Je constate que les intimés ont recherché ou obtenu tous les renseignements nécessaires aux fins du mandat et les ont utilisés dans divers scénarios qui ont constitué l’analyse de besoins, menant à la recommandation finale d’utiliser un contrat d’assurance-vie universelle Destinée en réponse aux objectifs du client dont le principal était de protéger des actifs contre des poursuites éventuelles.

À mon avis, les intimés ont fait une analyse complète et conforme à la pratique dans les circonstances. Ils ont recherché tous les renseignements nécessaires dans une démarche davantage axée sur le conseil, en tenant compte de divers scénarios pour optimiser dans un contrat d’assurance-vie universelle les avantages de la composante placement qui étaient désirés. »

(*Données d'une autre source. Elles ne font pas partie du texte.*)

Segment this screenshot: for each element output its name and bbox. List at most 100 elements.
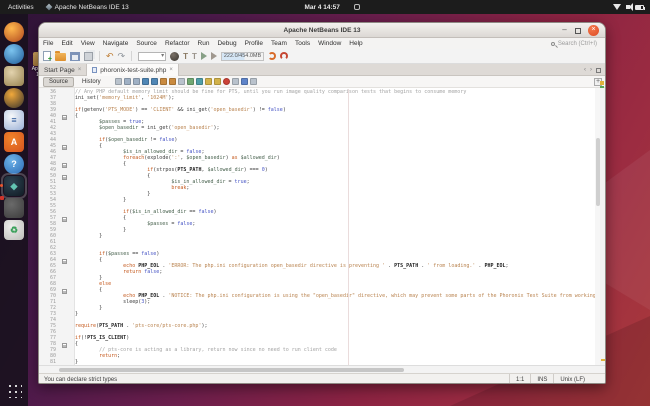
warning-indicator[interactable] xyxy=(600,81,604,85)
vertical-scrollbar-thumb[interactable] xyxy=(596,138,600,206)
menu-help[interactable]: Help xyxy=(345,40,366,47)
toggle-bookmark-icon[interactable] xyxy=(241,78,248,85)
undo-icon[interactable]: ↶ xyxy=(106,52,114,61)
top-bar: Activities Apache NetBeans IDE 13 Mar 4 … xyxy=(0,0,650,14)
tab-scroll-left-icon[interactable]: ‹ xyxy=(584,67,586,73)
menu-file[interactable]: File xyxy=(39,40,57,47)
memory-usage-button[interactable]: 222.0/454.0MB xyxy=(221,52,264,61)
menu-navigate[interactable]: Navigate xyxy=(99,40,133,47)
dock-item-help[interactable]: ? xyxy=(4,154,24,174)
status-message: You can declare strict types xyxy=(44,377,117,383)
comment-icon[interactable] xyxy=(187,78,194,85)
find-selection-icon[interactable] xyxy=(142,78,149,85)
forward-icon[interactable] xyxy=(133,78,140,85)
source-view-button[interactable]: Source xyxy=(43,77,74,87)
trash-glyph: ♻ xyxy=(10,225,18,236)
gc-icon[interactable] xyxy=(280,52,288,60)
show-applications-icon[interactable] xyxy=(6,382,22,398)
history-view-button[interactable]: History xyxy=(77,78,106,86)
menu-debug[interactable]: Debug xyxy=(213,40,240,47)
tab-phoronix-test-suite-php[interactable]: phoronix-test-suite.php× xyxy=(87,64,179,76)
tab-close-icon[interactable]: × xyxy=(78,67,82,73)
maximize-button[interactable] xyxy=(575,28,581,34)
editor-gutter[interactable]: 3637383940414243444546474849505152535455… xyxy=(39,88,75,365)
dock-item-ubuntu-software[interactable]: A xyxy=(4,132,24,152)
activities-button[interactable]: Activities xyxy=(8,4,34,11)
code-lines[interactable]: // Any PHP default memory limit should b… xyxy=(75,89,595,365)
focused-app-menu[interactable]: Apache NetBeans IDE 13 xyxy=(46,4,129,11)
dock-item-firefox[interactable] xyxy=(4,22,24,42)
horizontal-scrollbar-thumb[interactable] xyxy=(59,368,404,372)
menu-team[interactable]: Team xyxy=(267,40,291,47)
volume-icon xyxy=(626,5,630,9)
dock-item-libreoffice-writer[interactable]: ≡ xyxy=(4,110,24,130)
tab-scroll-right-icon[interactable]: › xyxy=(590,67,592,73)
menu-profile[interactable]: Profile xyxy=(241,40,267,47)
tab-label: phoronix-test-suite.php xyxy=(100,67,166,74)
profile-icon[interactable] xyxy=(268,52,276,60)
system-tray[interactable] xyxy=(613,0,644,14)
window-title: Apache NetBeans IDE 13 xyxy=(39,27,605,34)
horizontal-scrollbar[interactable] xyxy=(39,365,605,373)
menu-view[interactable]: View xyxy=(77,40,99,47)
toggle-highlight-icon[interactable] xyxy=(178,78,185,85)
tab-label: Start Page xyxy=(44,67,75,74)
uncomment-icon[interactable] xyxy=(196,78,203,85)
next-occurrence-icon[interactable] xyxy=(169,78,176,85)
menu-edit[interactable]: Edit xyxy=(57,40,76,47)
clean-build-icon[interactable]: T xyxy=(192,52,197,61)
netbeans-window: Apache NetBeans IDE 13 – × FileEditViewN… xyxy=(38,22,606,384)
stop-macro-icon[interactable] xyxy=(232,78,239,85)
code-editor[interactable]: 3637383940414243444546474849505152535455… xyxy=(39,88,605,365)
menu-run[interactable]: Run xyxy=(194,40,214,47)
help-glyph: ? xyxy=(11,159,17,169)
notification-icon xyxy=(354,4,360,10)
quick-search[interactable]: Search (Ctrl+I) xyxy=(551,38,597,49)
error-stripe[interactable] xyxy=(600,88,605,365)
maximize-editor-icon[interactable] xyxy=(596,68,601,73)
menu-window[interactable]: Window xyxy=(314,40,345,47)
menu-refactor[interactable]: Refactor xyxy=(161,40,194,47)
run-project-icon[interactable] xyxy=(201,52,207,60)
shift-right-icon[interactable] xyxy=(214,78,221,85)
tab-close-icon[interactable]: × xyxy=(169,67,173,73)
build-project-icon[interactable]: T xyxy=(183,52,188,61)
running-indicator xyxy=(0,184,3,187)
clock[interactable]: Mar 4 14:57 xyxy=(304,4,339,11)
previous-occurrence-icon[interactable] xyxy=(160,78,167,85)
globe-icon[interactable] xyxy=(170,52,179,61)
next-bookmark-icon[interactable] xyxy=(250,78,257,85)
minimize-button[interactable]: – xyxy=(561,27,568,34)
new-file-icon[interactable] xyxy=(43,51,51,61)
start-macro-icon[interactable] xyxy=(223,78,230,85)
right-margin-guide xyxy=(348,89,349,365)
search-hint: Search (Ctrl+I) xyxy=(558,41,597,47)
dock-item-trash[interactable]: ♻ xyxy=(4,220,24,240)
configuration-combobox[interactable] xyxy=(138,52,166,61)
status-bar: You can declare strict types 1:1 INS Uni… xyxy=(39,373,605,384)
dock-item-files[interactable] xyxy=(4,66,24,86)
copy-icon[interactable] xyxy=(84,52,93,61)
dock-item-netbeans[interactable]: ◆ xyxy=(4,176,24,196)
back-icon[interactable] xyxy=(124,78,131,85)
tab-start-page[interactable]: Start Page× xyxy=(39,64,87,76)
debug-project-icon[interactable] xyxy=(211,52,217,60)
dock-item-thunderbird[interactable] xyxy=(4,44,24,64)
status-indicator xyxy=(600,86,604,88)
shift-left-icon[interactable] xyxy=(205,78,212,85)
toolbar-separator xyxy=(131,51,132,61)
open-project-icon[interactable] xyxy=(55,53,66,61)
last-edit-icon[interactable] xyxy=(115,78,122,85)
dock-item-rhythmbox[interactable] xyxy=(4,88,24,108)
netbeans-icon xyxy=(45,4,52,11)
menu-tools[interactable]: Tools xyxy=(291,40,314,47)
menu-source[interactable]: Source xyxy=(132,40,161,47)
dock-item-unknown-app[interactable] xyxy=(4,198,24,218)
warning-mark[interactable] xyxy=(601,359,605,361)
find-occurrences-icon[interactable] xyxy=(151,78,158,85)
title-bar[interactable]: Apache NetBeans IDE 13 – × xyxy=(39,23,605,38)
redo-icon[interactable]: ↷ xyxy=(118,52,126,61)
close-button[interactable]: × xyxy=(588,25,599,36)
save-all-icon[interactable] xyxy=(70,52,80,61)
code-line[interactable]: echo PHP_EOL . 'NOTICE: The php.ini conf… xyxy=(75,293,595,299)
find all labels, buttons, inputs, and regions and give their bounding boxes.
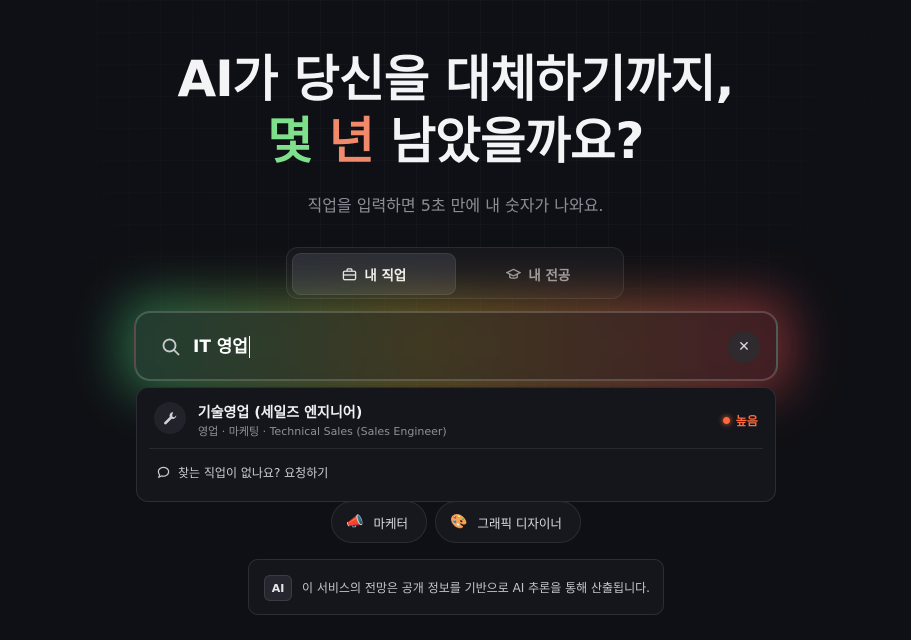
- request-job-label: 찾는 직업이 없나요? 요청하기: [178, 466, 329, 480]
- risk-level-badge: 높음: [722, 412, 758, 429]
- graduation-cap-icon: [505, 268, 521, 279]
- chat-bubble-icon: [157, 466, 170, 479]
- search-field[interactable]: IT 영업 ✕: [134, 311, 778, 381]
- suggestion-chip-graphic-designer[interactable]: 🎨 그래픽 디자이너: [435, 501, 581, 543]
- palette-icon: 🎨: [450, 514, 468, 530]
- search-input[interactable]: IT 영업: [193, 336, 251, 358]
- suggestion-label: 그래픽 디자이너: [477, 515, 562, 531]
- megaphone-icon: 📣: [346, 514, 364, 530]
- divider: [149, 448, 763, 449]
- tab-my-major-label: 내 전공: [528, 268, 571, 284]
- subtitle: 직업을 입력하면 5초 만에 내 숫자가 나와요.: [307, 196, 604, 215]
- clear-search-button[interactable]: ✕: [728, 331, 760, 363]
- briefcase-icon: [342, 267, 356, 280]
- search-results-dropdown: 기술영업 (세일즈 엔지니어) 영업 · 마케팅 · Technical Sal…: [136, 387, 776, 502]
- request-job-link[interactable]: 찾는 직업이 없나요? 요청하기: [157, 464, 328, 481]
- ai-badge: AI: [264, 575, 292, 601]
- risk-dot-icon: [722, 417, 730, 424]
- title-line-2-rest: 남았을까요?: [390, 112, 644, 170]
- risk-level-label: 높음: [735, 414, 758, 428]
- result-item[interactable]: 기술영업 (세일즈 엔지니어) 영업 · 마케팅 · Technical Sal…: [137, 388, 775, 448]
- suggestion-label: 마케터: [373, 515, 408, 531]
- ai-disclaimer: AI 이 서비스의 전망은 공개 정보를 기반으로 AI 추론을 통해 산출됩니…: [248, 559, 664, 615]
- title-highlight-1: 몇: [267, 112, 314, 170]
- search-icon: [162, 338, 180, 356]
- title-line-1: AI가 당신을 대체하기까지,: [177, 50, 734, 108]
- title-highlight-2: 년: [328, 112, 375, 170]
- tab-my-major[interactable]: 내 전공: [456, 253, 620, 295]
- result-title: 기술영업 (세일즈 엔지니어): [198, 405, 363, 421]
- page-title: AI가 당신을 대체하기까지, 몇 년 남았을까요?: [0, 48, 911, 172]
- mode-tabs: 내 직업 내 전공: [286, 247, 624, 299]
- tab-my-job[interactable]: 내 직업: [292, 253, 456, 295]
- suggestion-chip-marketer[interactable]: 📣 마케터: [331, 501, 427, 543]
- result-category: 영업 · 마케팅 · Technical Sales (Sales Engine…: [198, 425, 447, 438]
- title-line-2: 몇 년 남았을까요?: [0, 110, 911, 172]
- tab-my-job-label: 내 직업: [364, 268, 407, 284]
- close-icon: ✕: [738, 339, 750, 355]
- wrench-icon: [154, 402, 186, 434]
- disclaimer-text: 이 서비스의 전망은 공개 정보를 기반으로 AI 추론을 통해 산출됩니다.: [302, 581, 650, 595]
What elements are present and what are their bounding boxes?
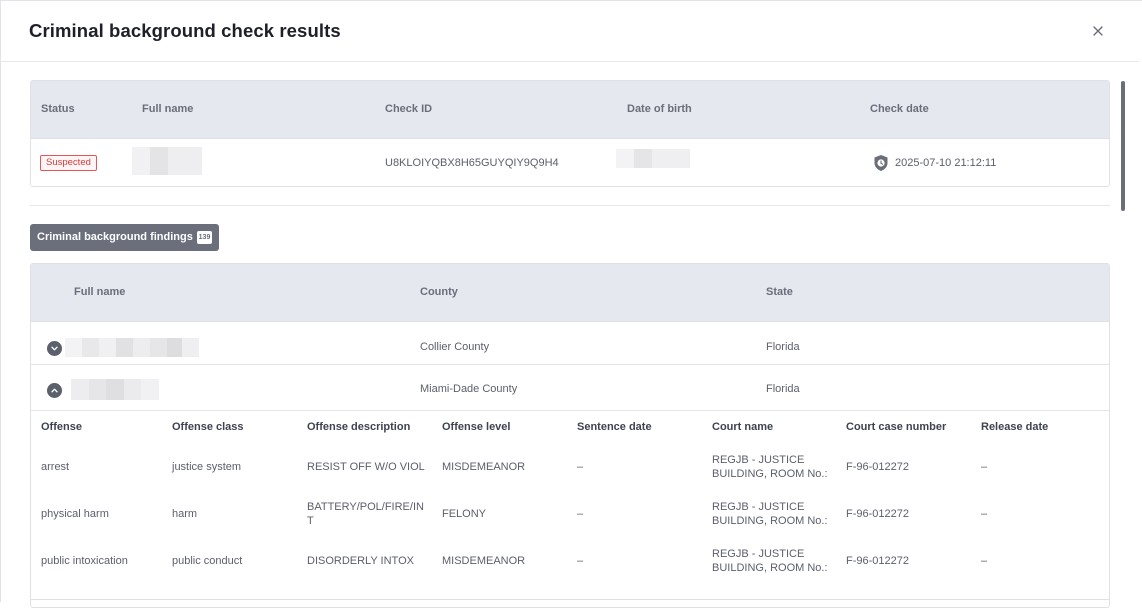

[93]        Quant aux articles 16 et 27 de la Loi sur la distribution de produits et services financiers (LDPSF), également évoqués par la plaignante au soutien de ce chef d’accusation, de l’avis du comité ils ne peuvent trouver application en l’espèce. La preuve (qui amène le comité à conclure que l’intimée a respecté les exigences de l’article 6 du Règlement) ne lui permet en effet aucunement de conclure qu’elle aurait fait défaut d’agir avec honnêteté ou loyauté ou qu’elle aurait alors fait défaut d’agir avec compétence et professionnalisme.

[94]         La plaignante n’étant pas parvenue à se décharger de son fardeau de preuve prépondérante sous ce chef, il sera rejeté.

Chef numéro 2

[95]        À ce chef, il est reproché à l’intimée, le ou vers le 8 octobre 2003, alors qu’elle faisait souscrire à M.C. la police d’assurance-vie universelle en cause, d’avoir fait défaut de subordonner son intérêt personnel à celui de ce dernier.

[96]        Comme dans le cas du chef précédent, les reproches de la plaignante prennent appui notamment sur le témoignage et les conclusions du rapport d’expertise préparé par M. Preston.

[97]        À celui-ci (page 9) ce dernier affirme : « En matière d’assurance-vie[6] les informations cueillies par le représentant devraient être suffisamment exhaustives pour que celui-ci puisse calculer si le patrimoine successoral (bilan et liquidité) du client est suffisamment élevé (et bien réparti entre les bénéficiaires ou les successifs) pour que les objectifs du client soient atteints ».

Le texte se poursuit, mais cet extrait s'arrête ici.